Europe would be weaker and a less secure place without the Visegrad Group, the Hungarian foreign minister said at the Globsec security forum in Pozsony (Bratislava) on Thursday.
“Such a statement would probably have sounded arrogant a few years ago, but today it reflects reality,” Péter Szijjártó told a panel discussion on the future cooperation of the grouping comprising the Czech Republic, Hungary, Poland and Slovakia.
“It is clear that central Europe is and will be Europe’s engine of growth,” Szijjártó said, adding that as a result of its rational economic policies, the region’s economic growth had “well outperformed” the average growth rate of the European Union.
The minister said it was worth noting that if the V4 countries had not opposed the implementation of mandatory migrant quotas as strongly as they had, Europe today would have “hundreds of thousands of more illegal immigrants”.
He also pointed out that the central European countries were keeping key issues like EU enlargement in the Western Balkans on the bloc’s agenda “which otherwise would’ve been forgotten”.

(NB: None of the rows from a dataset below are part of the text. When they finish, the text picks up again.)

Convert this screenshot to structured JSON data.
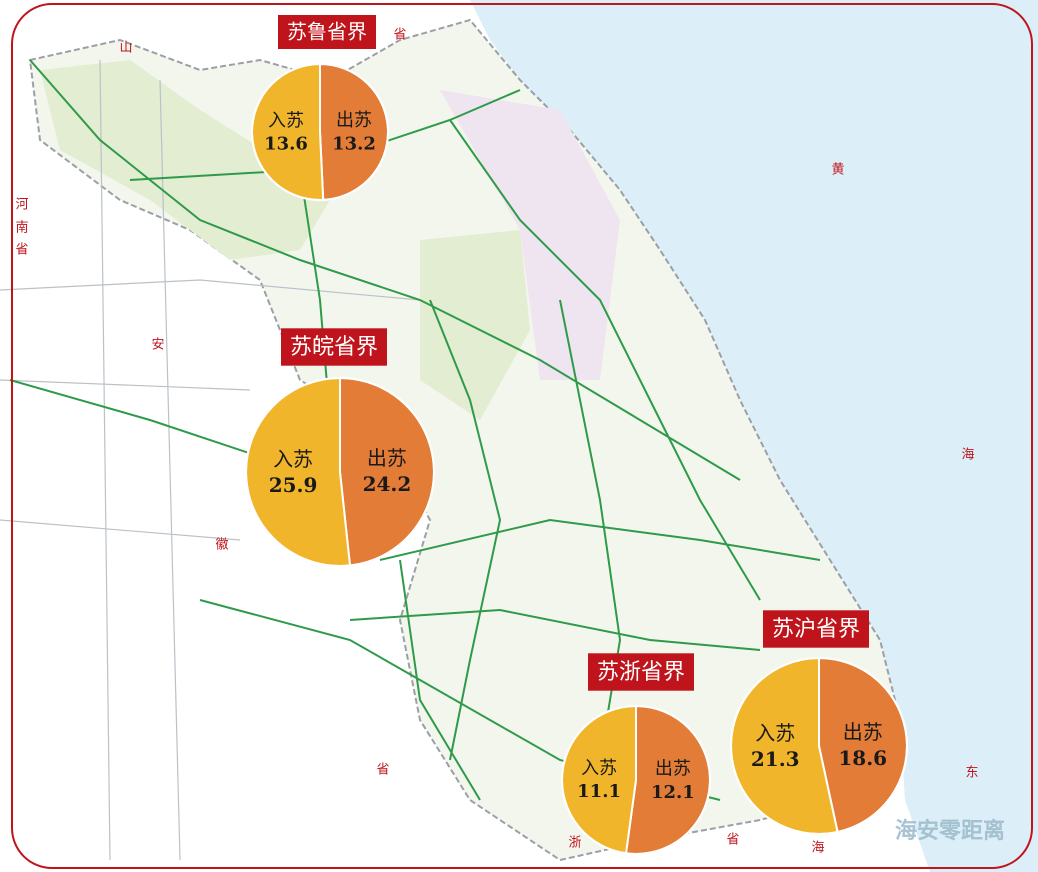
{
  "pies": [
    {
      "label": "苏鲁省界",
      "slices": [
        {
          "name": "入苏",
          "value": 13.6,
          "color": "#f1b52b"
        },
        {
          "name": "出苏",
          "value": 13.2,
          "color": "#e27c36"
        }
      ]
    },
    {
      "label": "苏皖省界",
      "slices": [
        {
          "name": "入苏",
          "value": 25.9,
          "color": "#f1b52b"
        },
        {
          "name": "出苏",
          "value": 24.2,
          "color": "#e27c36"
        }
      ]
    },
    {
      "label": "苏浙省界",
      "slices": [
        {
          "name": "入苏",
          "value": 11.1,
          "color": "#f1b52b"
        },
        {
          "name": "出苏",
          "value": 12.1,
          "color": "#e27c36"
        }
      ]
    },
    {
      "label": "苏沪省界",
      "slices": [
        {
          "name": "入苏",
          "value": 21.3,
          "color": "#f1b52b"
        },
        {
          "name": "出苏",
          "value": 18.6,
          "color": "#e27c36"
        }
      ]
    }
  ],
  "map_labels": [
    "山",
    "河",
    "南",
    "省",
    "安",
    "徽",
    "黄",
    "海",
    "东",
    "省",
    "省",
    "浙",
    "省",
    "海"
  ],
  "watermark": "海安零距离"
}
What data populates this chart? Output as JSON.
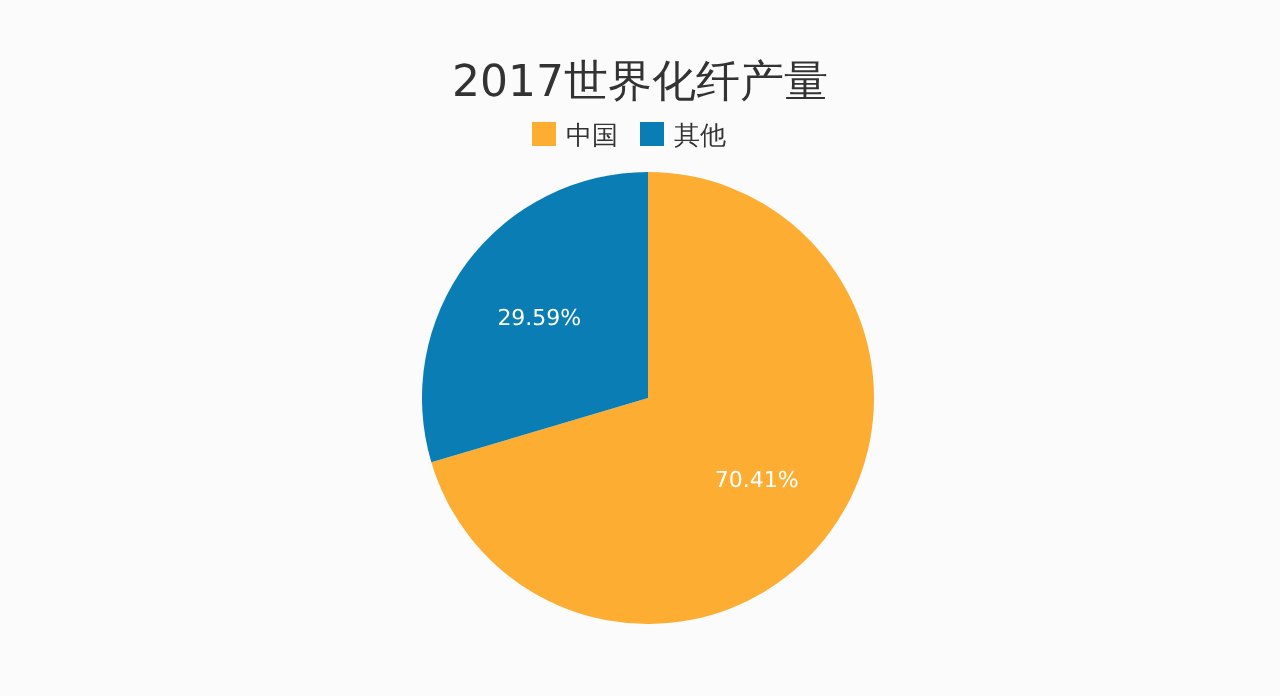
{
  "chart_data": {
    "type": "pie",
    "title": "2017世界化纤产量",
    "categories": [
      "中国",
      "其他"
    ],
    "values": [
      70.41,
      29.59
    ],
    "colors": [
      "#fcad32",
      "#0a7db5"
    ],
    "value_labels": [
      "70.41%",
      "29.59%"
    ],
    "legend": "top"
  }
}
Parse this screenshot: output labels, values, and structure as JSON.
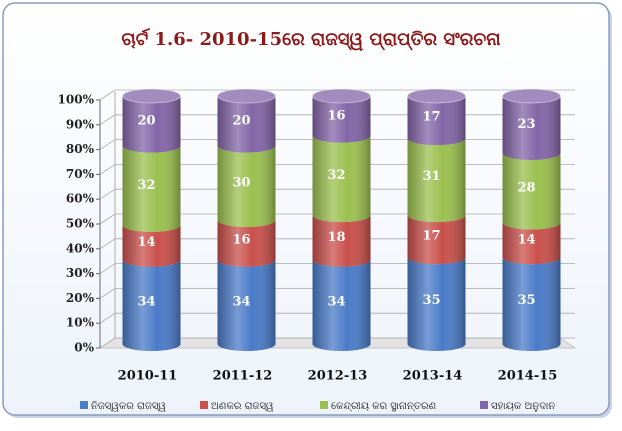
{
  "chart_data": {
    "type": "stacked-cylinder",
    "title": "ଚାର୍ଟ 1.6- 2010-15ରେ ରାଜସ୍ୱ ପ୍ରାପ୍ତିର ସଂରଚନା",
    "categories": [
      "2010-11",
      "2011-12",
      "2012-13",
      "2013-14",
      "2014-15"
    ],
    "series": [
      {
        "name": "ନିଜସ୍ୱକର ରାଜସ୍ୱ",
        "color": "#4a7bc8",
        "values": [
          34,
          34,
          34,
          35,
          35
        ]
      },
      {
        "name": "ଅଣକର ରାଜସ୍ୱ",
        "color": "#c9504b",
        "values": [
          14,
          16,
          18,
          17,
          14
        ]
      },
      {
        "name": "କେନ୍ଦ୍ରୀୟ କର ସ୍ଥାନାନ୍ତରଣ",
        "color": "#9bc04f",
        "values": [
          32,
          30,
          32,
          31,
          28
        ]
      },
      {
        "name": "ସହାୟକ ଅନୁଦାନ",
        "color": "#8366a8",
        "values": [
          20,
          20,
          16,
          17,
          23
        ]
      }
    ],
    "ylim": [
      0,
      100
    ],
    "yticks": [
      {
        "value": 0,
        "label": "0%"
      },
      {
        "value": 10,
        "label": "10%"
      },
      {
        "value": 20,
        "label": "20%"
      },
      {
        "value": 30,
        "label": "30%"
      },
      {
        "value": 40,
        "label": "40%"
      },
      {
        "value": 50,
        "label": "50%"
      },
      {
        "value": 60,
        "label": "60%"
      },
      {
        "value": 70,
        "label": "70%"
      },
      {
        "value": 80,
        "label": "80%"
      },
      {
        "value": 90,
        "label": "90%"
      },
      {
        "value": 100,
        "label": "100%"
      }
    ],
    "grid": true,
    "legend": "bottom"
  }
}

“We must reject all politically motivated claims and accusations that try to give the impression that we, central Europeans only reap the benefits of being members of the European Union without contributing anything to it.” Szijjártó said.
Concerning the debate on the next EU budget, the minister said the V4 rejected the view that they were only entitled to funding “out of the kindness of our western European friends”.

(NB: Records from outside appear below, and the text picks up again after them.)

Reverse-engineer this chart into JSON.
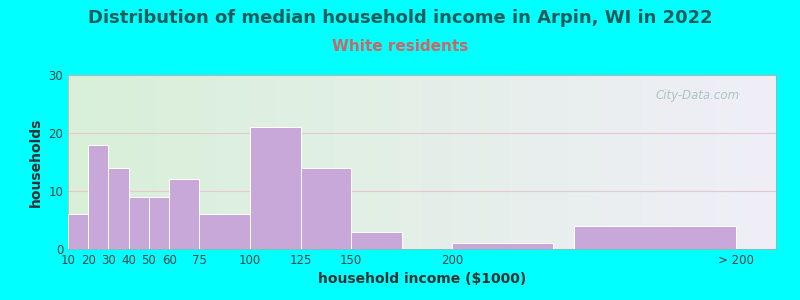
{
  "title": "Distribution of median household income in Arpin, WI in 2022",
  "subtitle": "White residents",
  "xlabel": "household income ($1000)",
  "ylabel": "households",
  "background_outer": "#00FFFF",
  "bar_color": "#C8A8D8",
  "bar_edge_color": "#ffffff",
  "values": [
    6,
    18,
    14,
    9,
    9,
    12,
    6,
    21,
    14,
    3,
    1,
    4
  ],
  "widths": [
    10,
    10,
    10,
    10,
    10,
    15,
    25,
    25,
    25,
    25,
    50,
    80
  ],
  "positions": [
    10,
    20,
    30,
    40,
    50,
    60,
    75,
    100,
    125,
    150,
    200,
    260
  ],
  "tick_positions": [
    10,
    20,
    30,
    40,
    50,
    60,
    75,
    100,
    125,
    150,
    200,
    340
  ],
  "tick_labels": [
    "10",
    "20",
    "30",
    "40",
    "50",
    "60",
    "75",
    "100",
    "125",
    "150",
    "200",
    "> 200"
  ],
  "xlim": [
    10,
    360
  ],
  "ylim": [
    0,
    30
  ],
  "yticks": [
    0,
    10,
    20,
    30
  ],
  "title_fontsize": 13,
  "subtitle_fontsize": 11,
  "title_color": "#1a5c5c",
  "subtitle_color": "#cc6666",
  "axis_label_fontsize": 10,
  "tick_fontsize": 8.5,
  "watermark_text": "City-Data.com",
  "watermark_color": "#a0bcc0",
  "grid_color": "#e8c8d0",
  "bg_gradient_left": "#d8f0d8",
  "bg_gradient_right": "#f0eef8"
}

“That’s not how it works,” Szijjártó said. “We’re entitled to those funds because we, too contribute to the EU’s economic output and we fulfil the commitments we made when joining the bloc and as compensation we’re entitled to EU funding. We won’t accept any sort of procedure that would allocate funding to member states on the basis of subjective conditions. This is an objective issue in which there’s no need for any kind of political procedure that opens the door to blackmail.”
During his visit to Bratislava, Szijjártó also held talks with Andrej Dolezal, Slovakia’s minister of transport.